Both Fineman and Ponda said it's important to see an allergist to help identify your triggers through allergy testing. Once you know exactly what makes your allergies flare up, you can take steps to prevent them.
If tree pollen is an issue, Ponda says that she advises her patients -- or their parents -- to follow pollen counts in their area, and if the levels are moderate or high to start taking preventive measures, such as keeping the windows closed. She said it's especially important to take steps to avoid pollen between the hours of 5 a.m. and 10 a.m. when pollen counts are often at their highest.
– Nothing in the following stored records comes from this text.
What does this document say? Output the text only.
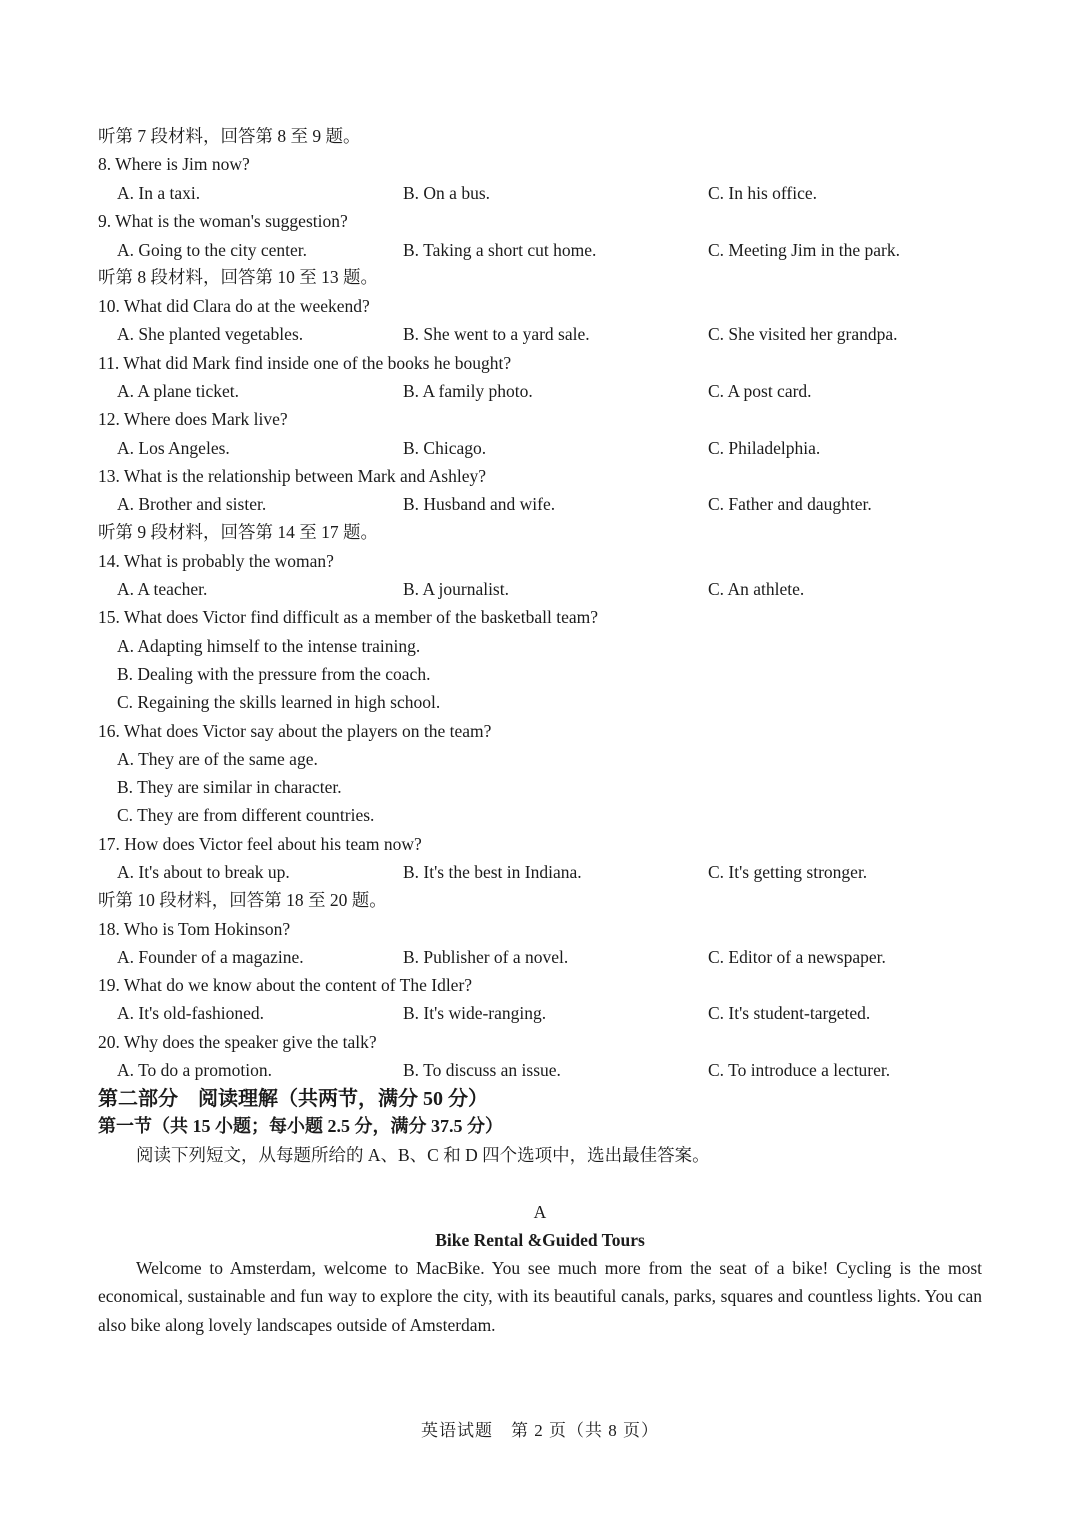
听第 7 段材料，回答第 8 至 9 题。
8. Where is Jim now?
A. In a taxi.	B. On a bus.	C. In his office.
9. What is the woman's suggestion?
A. Going to the city center.	B. Taking a short cut home.	C. Meeting Jim in the park.
听第 8 段材料，回答第 10 至 13 题。
10. What did Clara do at the weekend?
A. She planted vegetables.	B. She went to a yard sale.	C. She visited her grandpa.
11. What did Mark find inside one of the books he bought?
A. A plane ticket.	B. A family photo.	C. A post card.
12. Where does Mark live?
A. Los Angeles.	B. Chicago.	C. Philadelphia.
13. What is the relationship between Mark and Ashley?
A. Brother and sister.	B. Husband and wife.	C. Father and daughter.
听第 9 段材料，回答第 14 至 17 题。
14. What is probably the woman?
A. A teacher.	B. A journalist.	C. An athlete.
15. What does Victor find difficult as a member of the basketball team?
A. Adapting himself to the intense training.
B. Dealing with the pressure from the coach.
C. Regaining the skills learned in high school.
16. What does Victor say about the players on the team?
A. They are of the same age.
B. They are similar in character.
C. They are from different countries.
17. How does Victor feel about his team now?
A. It's about to break up.	B. It's the best in Indiana.	C. It's getting stronger.
听第 10 段材料，回答第 18 至 20 题。
18. Who is Tom Hokinson?
A. Founder of a magazine.	B. Publisher of a novel.	C. Editor of a newspaper.
19. What do we know about the content of The Idler?
A. It's old-fashioned.	B. It's wide-ranging.	C. It's student-targeted.
20. Why does the speaker give the talk?
A. To do a promotion.	B. To discuss an issue.	C. To introduce a lecturer.
第二部分　阅读理解（共两节，满分 50 分）
第一节（共 15 小题；每小题 2.5 分，满分 37.5 分）
阅读下列短文，从每题所给的 A、B、C 和 D 四个选项中，选出最佳答案。
A
Bike Rental &Guided Tours
Welcome to Amsterdam, welcome to MacBike. You see much more from the seat of a bike! Cycling is the most economical, sustainable and fun way to explore the city, with its beautiful canals, parks, squares and countless lights. You can also bike along lovely landscapes outside of Amsterdam.
英语试题　第 2 页（共 8 页）
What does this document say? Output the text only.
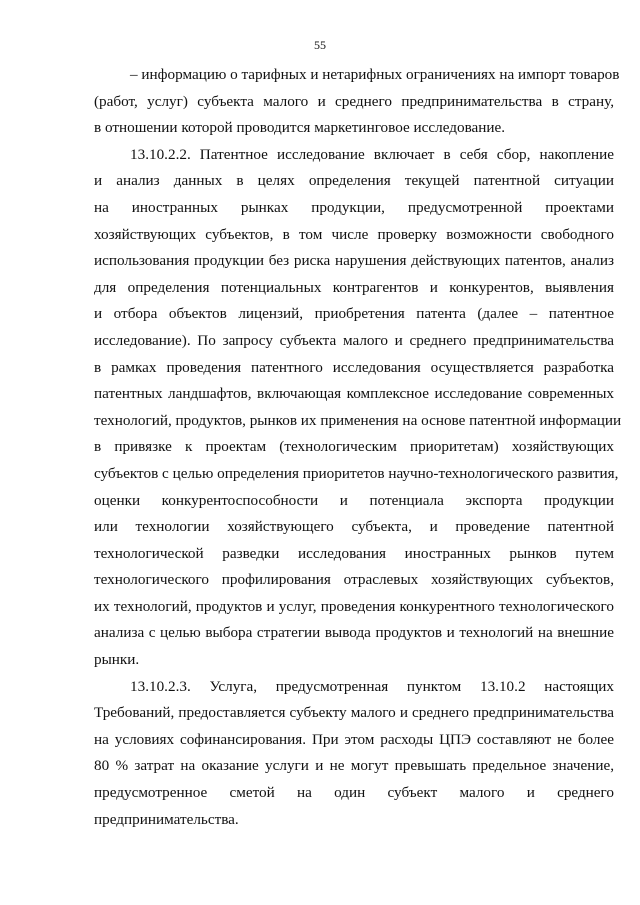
55
– информацию о тарифных и нетарифных ограничениях на импорт товаров
(работ, услуг) субъекта малого и среднего предпринимательства в страну,
в отношении которой проводится маркетинговое исследование.
13.10.2.2. Патентное исследование включает в себя сбор, накопление
и анализ данных в целях определения текущей патентной ситуации
на иностранных рынках продукции, предусмотренной проектами
хозяйствующих субъектов, в том числе проверку возможности свободного
использования продукции без риска нарушения действующих патентов, анализ
для определения потенциальных контрагентов и конкурентов, выявления
и отбора объектов лицензий, приобретения патента (далее – патентное
исследование). По запросу субъекта малого и среднего предпринимательства
в рамках проведения патентного исследования осуществляется разработка
патентных ландшафтов, включающая комплексное исследование современных
технологий, продуктов, рынков их применения на основе патентной информации
в привязке к проектам (технологическим приоритетам) хозяйствующих
субъектов с целью определения приоритетов научно-технологического развития,
оценки конкурентоспособности и потенциала экспорта продукции
или технологии хозяйствующего субъекта, и проведение патентной
технологической разведки исследования иностранных рынков путем
технологического профилирования отраслевых хозяйствующих субъектов,
их технологий, продуктов и услуг, проведения конкурентного технологического
анализа с целью выбора стратегии вывода продуктов и технологий на внешние
рынки.
13.10.2.3. Услуга, предусмотренная пунктом 13.10.2 настоящих
Требований, предоставляется субъекту малого и среднего предпринимательства
на условиях софинансирования. При этом расходы ЦПЭ составляют не более
80 % затрат на оказание услуги и не могут превышать предельное значение,
предусмотренное сметой на один субъект малого и среднего
предпринимательства.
Other things you can do are to stay inside during high pollen hours whenever possible, and if you have to go out, to use the recirculated air setting for your car's vents. When pollen levels are elevated, it's also a good idea to shower as soon as you come home or at least before bed to avoid spreading pollen in your home and bedroom.
In addition to these self-care steps, Fineman said that there are preventive medications that can often help keep allergies at bay. The first line in treatment is generally over-the-counter antihistamines, such as Allegra or Zyrtec or generic equivalents. For more severe allergies, he said that doctors will often prescribe nasal steroids or antihistamines.
And, for those with really intolerable allergies, Fineman said to consider allergy shots. "Allergy immunotherapy is a long-term treatment that develops a sustained tolerance. It's a more life-changing way of dealing with allergies," he said.